Barierki znów pod Sejmem. Fot. z Twittera Krzysztofa Brejzy
Reklama.
"Z samego rana instalacja barier przed Sejmem :/" – informował na Twitterze polityk Platformy. Barierki pojawiły się w odpowiedzi na protesty w obronie wolnych mediów - ktoś nazwał je "płotem hańby". Budynek otoczyły też kordony policji.
20 grudnia uznano, że trwająca demonstracja chyli się ku końcowi.

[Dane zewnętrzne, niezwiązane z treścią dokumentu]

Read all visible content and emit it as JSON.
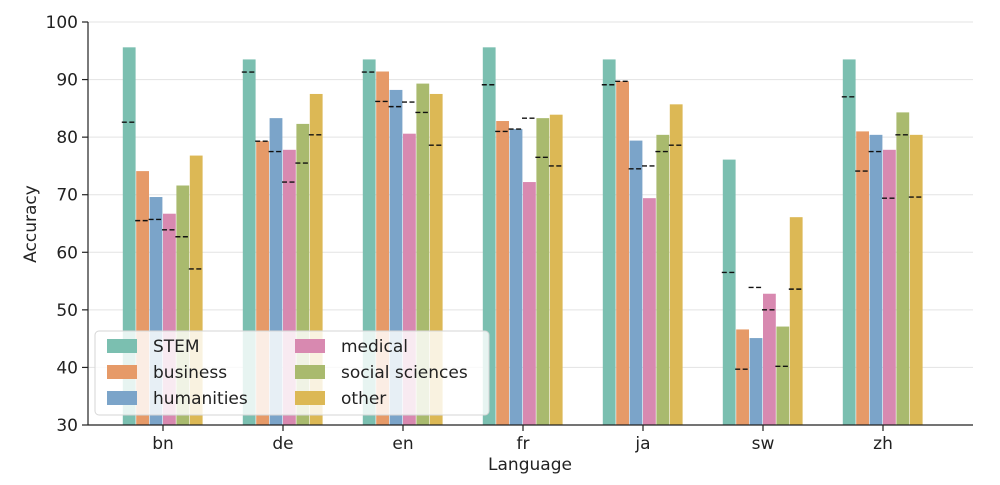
{
  "chart_data": {
    "type": "bar",
    "xlabel": "Language",
    "ylabel": "Accuracy",
    "ylim": [
      30,
      100
    ],
    "yticks": [
      30,
      40,
      50,
      60,
      70,
      80,
      90,
      100
    ],
    "grid": true,
    "legend_position": "lower-left",
    "categories": [
      "bn",
      "de",
      "en",
      "fr",
      "ja",
      "sw",
      "zh"
    ],
    "series": [
      {
        "name": "STEM",
        "color": "#7bbfb0",
        "values": [
          95.6,
          93.5,
          93.5,
          95.6,
          93.5,
          76.1,
          93.5
        ],
        "reference": [
          82.6,
          91.3,
          91.3,
          89.1,
          89.1,
          56.5,
          87.0
        ]
      },
      {
        "name": "business",
        "color": "#e69a68",
        "values": [
          74.1,
          79.3,
          91.4,
          82.8,
          89.7,
          46.6,
          81.0
        ],
        "reference": [
          65.5,
          79.3,
          86.2,
          81.0,
          89.7,
          39.7,
          74.1
        ]
      },
      {
        "name": "humanities",
        "color": "#7ba4c9",
        "values": [
          69.6,
          83.3,
          88.2,
          81.4,
          79.4,
          45.1,
          80.4
        ],
        "reference": [
          65.7,
          77.5,
          85.3,
          81.4,
          74.5,
          53.9,
          77.5
        ]
      },
      {
        "name": "medical",
        "color": "#d889b0",
        "values": [
          66.7,
          77.8,
          80.6,
          72.2,
          69.4,
          52.8,
          77.8
        ],
        "reference": [
          63.9,
          72.2,
          86.1,
          83.3,
          75.0,
          50.0,
          69.4
        ]
      },
      {
        "name": "social sciences",
        "color": "#a9ba6e",
        "values": [
          71.6,
          82.3,
          89.3,
          83.3,
          80.4,
          47.1,
          84.3
        ],
        "reference": [
          62.7,
          75.5,
          84.3,
          76.5,
          77.5,
          40.2,
          80.4
        ]
      },
      {
        "name": "other",
        "color": "#dcb855",
        "values": [
          76.8,
          87.5,
          87.5,
          83.9,
          85.7,
          66.1,
          80.4
        ],
        "reference": [
          57.1,
          80.4,
          78.6,
          75.0,
          78.6,
          53.6,
          69.6
        ]
      }
    ]
  }
}
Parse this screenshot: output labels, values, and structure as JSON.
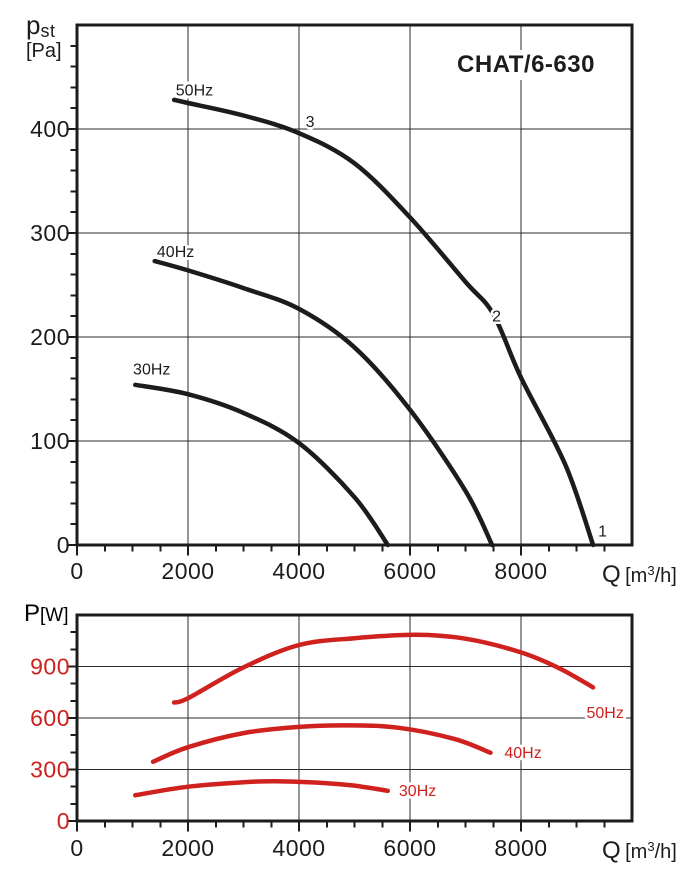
{
  "title": "CHAT/6-630",
  "colors": {
    "black": "#1c1c1c",
    "red": "#cf211e",
    "grid": "#2b2b2b",
    "background": "#ffffff"
  },
  "pressure_axis": {
    "main": "p",
    "sub": "st",
    "unit": "[Pa]"
  },
  "power_axis": {
    "main": "P",
    "unit": "[W]"
  },
  "flow_axis": {
    "main": "Q",
    "b1": "[m",
    "sup": "3",
    "b2": "/h]"
  },
  "chart_data": [
    {
      "type": "line",
      "title": "CHAT/6-630",
      "xlabel": "Q [m3/h]",
      "ylabel": "pst [Pa]",
      "xlim": [
        0,
        10000
      ],
      "ylim": [
        0,
        500
      ],
      "x_ticks": [
        0,
        2000,
        4000,
        6000,
        8000
      ],
      "y_ticks": [
        0,
        100,
        200,
        300,
        400
      ],
      "x_minor_step": 500,
      "y_minor_step": 20,
      "grid": true,
      "legend_position": "on-curve",
      "color": "#1c1c1c",
      "series": [
        {
          "name": "50Hz",
          "points": [
            [
              1750,
              428
            ],
            [
              2000,
              425
            ],
            [
              3000,
              413
            ],
            [
              4000,
              396
            ],
            [
              5000,
              367
            ],
            [
              6000,
              315
            ],
            [
              7000,
              253
            ],
            [
              7500,
              222
            ],
            [
              8000,
              161
            ],
            [
              8800,
              77
            ],
            [
              9300,
              0
            ]
          ],
          "label": {
            "text": "50Hz",
            "x": 1780,
            "y": 432,
            "anchor": "start"
          }
        },
        {
          "name": "40Hz",
          "points": [
            [
              1400,
              273
            ],
            [
              2000,
              264
            ],
            [
              3000,
              247
            ],
            [
              4000,
              227
            ],
            [
              5000,
              190
            ],
            [
              6000,
              130
            ],
            [
              7000,
              52
            ],
            [
              7480,
              0
            ]
          ],
          "label": {
            "text": "40Hz",
            "x": 1440,
            "y": 277,
            "anchor": "start"
          }
        },
        {
          "name": "30Hz",
          "points": [
            [
              1050,
              154
            ],
            [
              2000,
              145
            ],
            [
              3000,
              127
            ],
            [
              4000,
              98
            ],
            [
              5000,
              46
            ],
            [
              5600,
              0
            ]
          ],
          "label": {
            "text": "30Hz",
            "x": 1010,
            "y": 164,
            "anchor": "start"
          }
        }
      ],
      "point_labels": [
        {
          "text": "3",
          "x": 4120,
          "y": 402
        },
        {
          "text": "2",
          "x": 7480,
          "y": 215
        },
        {
          "text": "1",
          "x": 9390,
          "y": 8
        }
      ]
    },
    {
      "type": "line",
      "title": "",
      "xlabel": "Q [m3/h]",
      "ylabel": "P [W]",
      "xlim": [
        0,
        10000
      ],
      "ylim": [
        0,
        1200
      ],
      "x_ticks": [
        0,
        2000,
        4000,
        6000,
        8000
      ],
      "y_ticks": [
        0,
        300,
        600,
        900
      ],
      "x_minor_step": 500,
      "y_minor_step": 100,
      "grid": true,
      "legend_position": "on-curve",
      "color": "#cf211e",
      "series": [
        {
          "name": "50Hz",
          "points": [
            [
              1750,
              690
            ],
            [
              2000,
              715
            ],
            [
              3000,
              895
            ],
            [
              4000,
              1025
            ],
            [
              5000,
              1065
            ],
            [
              6100,
              1085
            ],
            [
              7000,
              1062
            ],
            [
              8000,
              982
            ],
            [
              8700,
              888
            ],
            [
              9300,
              778
            ]
          ],
          "label": {
            "text": "50Hz",
            "x": 9180,
            "y": 600,
            "anchor": "start"
          }
        },
        {
          "name": "40Hz",
          "points": [
            [
              1370,
              345
            ],
            [
              2000,
              430
            ],
            [
              3000,
              512
            ],
            [
              4000,
              548
            ],
            [
              4900,
              557
            ],
            [
              5800,
              543
            ],
            [
              6800,
              478
            ],
            [
              7450,
              398
            ]
          ],
          "label": {
            "text": "40Hz",
            "x": 7700,
            "y": 367,
            "anchor": "start"
          }
        },
        {
          "name": "30Hz",
          "points": [
            [
              1050,
              150
            ],
            [
              2000,
              200
            ],
            [
              3000,
              226
            ],
            [
              3600,
              231
            ],
            [
              4500,
              220
            ],
            [
              5000,
              206
            ],
            [
              5600,
              176
            ]
          ],
          "label": {
            "text": "30Hz",
            "x": 5800,
            "y": 145,
            "anchor": "start"
          }
        }
      ],
      "point_labels": []
    }
  ]
}
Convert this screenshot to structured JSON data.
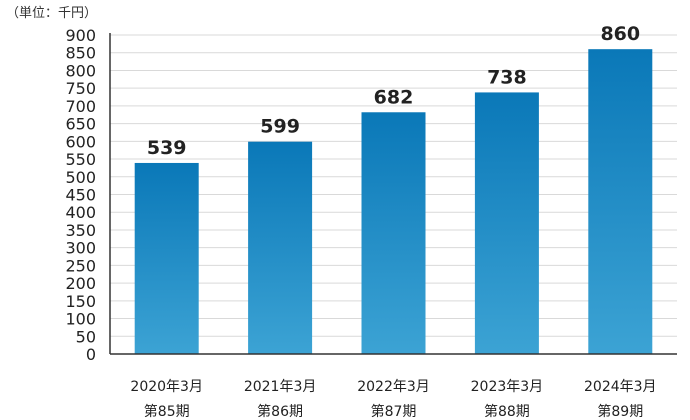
{
  "chart_data": {
    "type": "bar",
    "unit_label": "（単位：千円）",
    "categories": [
      {
        "line1": "2020年3月",
        "line2": "第85期"
      },
      {
        "line1": "2021年3月",
        "line2": "第86期"
      },
      {
        "line1": "2022年3月",
        "line2": "第87期"
      },
      {
        "line1": "2023年3月",
        "line2": "第88期"
      },
      {
        "line1": "2024年3月",
        "line2": "第89期"
      }
    ],
    "values": [
      539,
      599,
      682,
      738,
      860
    ],
    "ylim": [
      0,
      900
    ],
    "yticks": [
      0,
      50,
      100,
      150,
      200,
      250,
      300,
      350,
      400,
      450,
      500,
      550,
      600,
      650,
      700,
      750,
      800,
      850,
      900
    ],
    "grid": true,
    "colors": {
      "bar_top": "#0a78b8",
      "bar_bottom": "#3ca3d4",
      "grid": "#d9d9d9",
      "axis": "#333333",
      "text": "#222222"
    }
  }
}
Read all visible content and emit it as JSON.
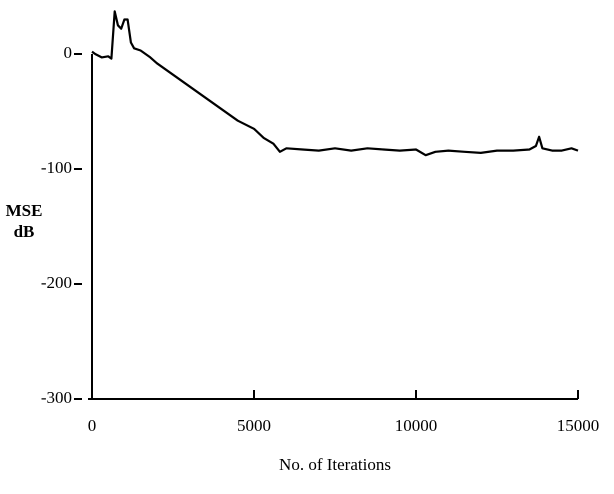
{
  "chart_data": {
    "type": "line",
    "xlabel": "No. of Iterations",
    "ylabel": [
      "MSE",
      "dB"
    ],
    "x": [
      0,
      100,
      300,
      500,
      600,
      700,
      800,
      900,
      1000,
      1100,
      1200,
      1300,
      1500,
      1800,
      2000,
      2500,
      3000,
      3500,
      4000,
      4500,
      5000,
      5300,
      5600,
      5800,
      6000,
      6500,
      7000,
      7500,
      8000,
      8500,
      9000,
      9500,
      10000,
      10300,
      10600,
      11000,
      11500,
      12000,
      12500,
      13000,
      13500,
      13700,
      13800,
      13900,
      14200,
      14500,
      14800,
      15000
    ],
    "values": [
      2,
      0,
      -3,
      -2,
      -4,
      37,
      25,
      22,
      30,
      30,
      10,
      5,
      3,
      -3,
      -8,
      -18,
      -28,
      -38,
      -48,
      -58,
      -65,
      -73,
      -78,
      -85,
      -82,
      -83,
      -84,
      -82,
      -84,
      -82,
      -83,
      -84,
      -83,
      -88,
      -85,
      -84,
      -85,
      -86,
      -84,
      -84,
      -83,
      -80,
      -72,
      -82,
      -84,
      -84,
      -82,
      -84
    ],
    "color": "#000000",
    "xlim": [
      0,
      15000
    ],
    "xticks": [
      0,
      5000,
      10000,
      15000
    ],
    "ylim": [
      -300,
      40
    ],
    "yticks": [
      0,
      -100,
      -200,
      -300
    ]
  }
}
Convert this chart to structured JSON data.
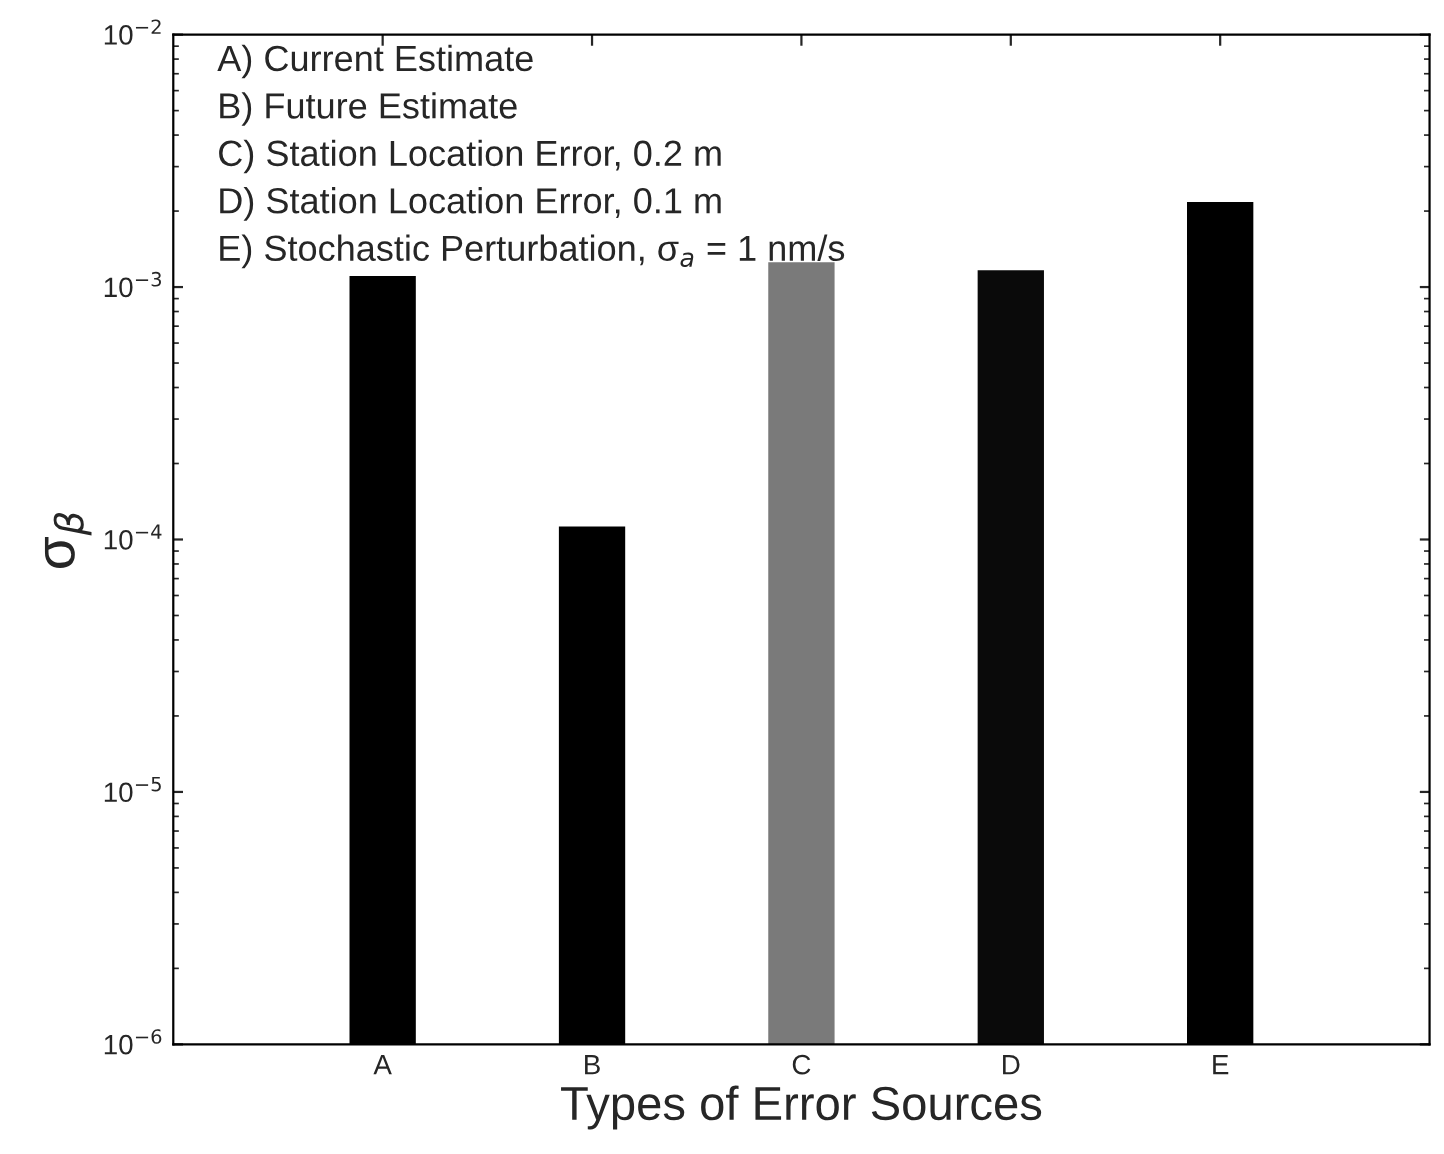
{
  "chart_data": {
    "type": "bar",
    "xlabel": "Types of Error Sources",
    "ylabel": "σ$_{β}$",
    "categories": [
      "A",
      "B",
      "C",
      "D",
      "E"
    ],
    "values": [
      0.00112,
      0.000114,
      0.00127,
      0.00118,
      0.0022
    ],
    "colors": [
      "#000000",
      "#000000",
      "#7a7a7a",
      "#0a0a0a",
      "#000000"
    ],
    "log": true,
    "ylim": [
      1e-06,
      0.01
    ],
    "yticks": [
      {
        "value": 1e-06,
        "label": "10$^{−6}$"
      },
      {
        "value": 1e-05,
        "label": "10$^{−5}$"
      },
      {
        "value": 0.0001,
        "label": "10$^{−4}$"
      },
      {
        "value": 0.001,
        "label": "10$^{−3}$"
      },
      {
        "value": 0.01,
        "label": "10$^{−2}$"
      }
    ],
    "grid": false,
    "legend": false,
    "annotations": [
      "A) Current Estimate",
      "B) Future Estimate",
      "C) Station Location Error, 0.2 m",
      "D) Station Location Error, 0.1 m",
      "E) Stochastic Perturbation, σ$_{a}$ = 1 nm/s"
    ]
  }
}
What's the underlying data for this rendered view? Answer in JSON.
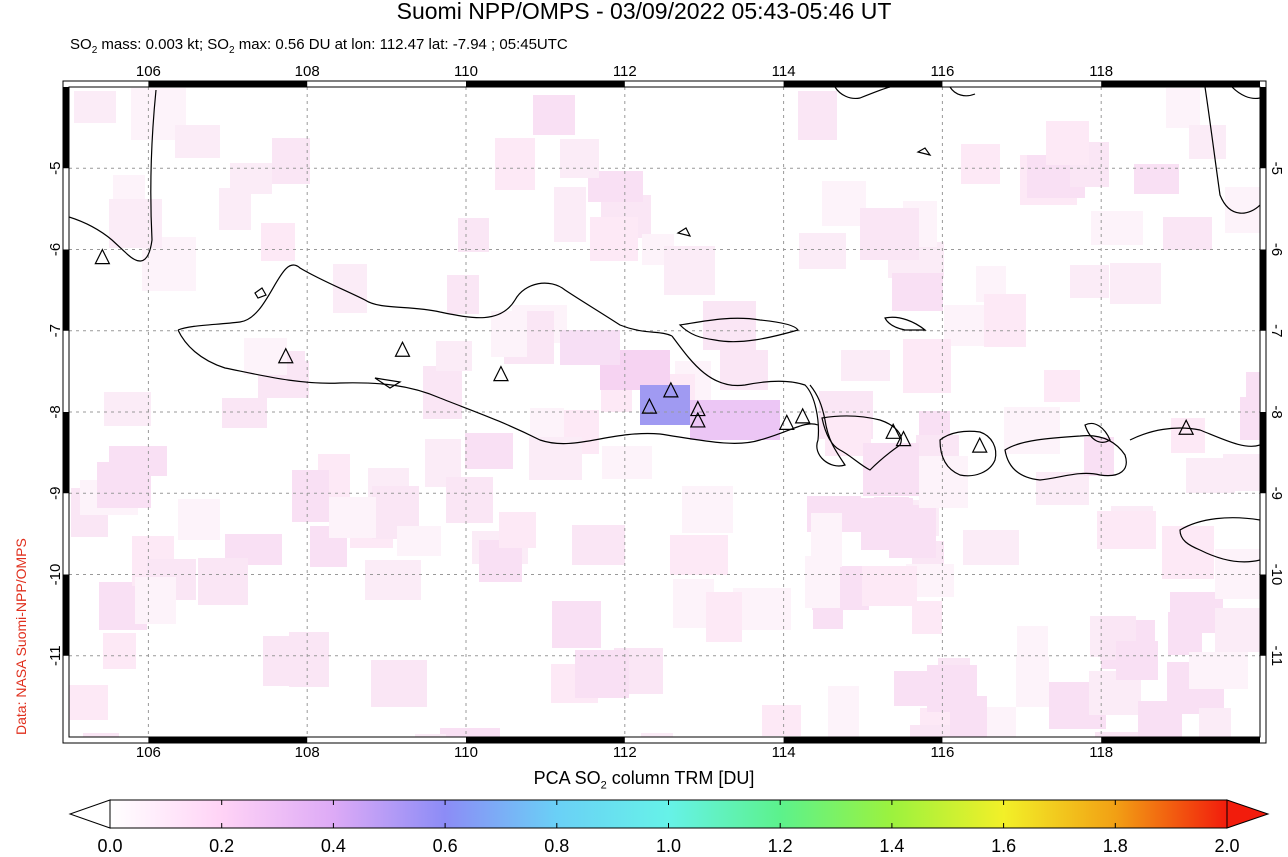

Tego dnia wieczorem barierki zaczęły znikać sprzed Sejmu. – Obecnie jest coraz mniej ludzi, nie ma zagrożenia, że ktoś będzie blokował tę drogę – tłumaczyła PAP Magda Bieniak z zespołu prasowego Komendy Stołecznej Policji. – Ludzi jest coraz mniej, ale będziemy tam dopóty, dopóki będą się gromadzić – dodała.
Wygląda na to, że płotki wróciły. Poza Brejzą ich fotografią dzieli się jego partyjny kolega Arkadiusz Myrcha. Czyżby służby spodziewały się w sylwestrową noc tłumów pod Sejmem? Do 11 stycznia potrwa okupacja sali plenarnej przez posłów opozycji.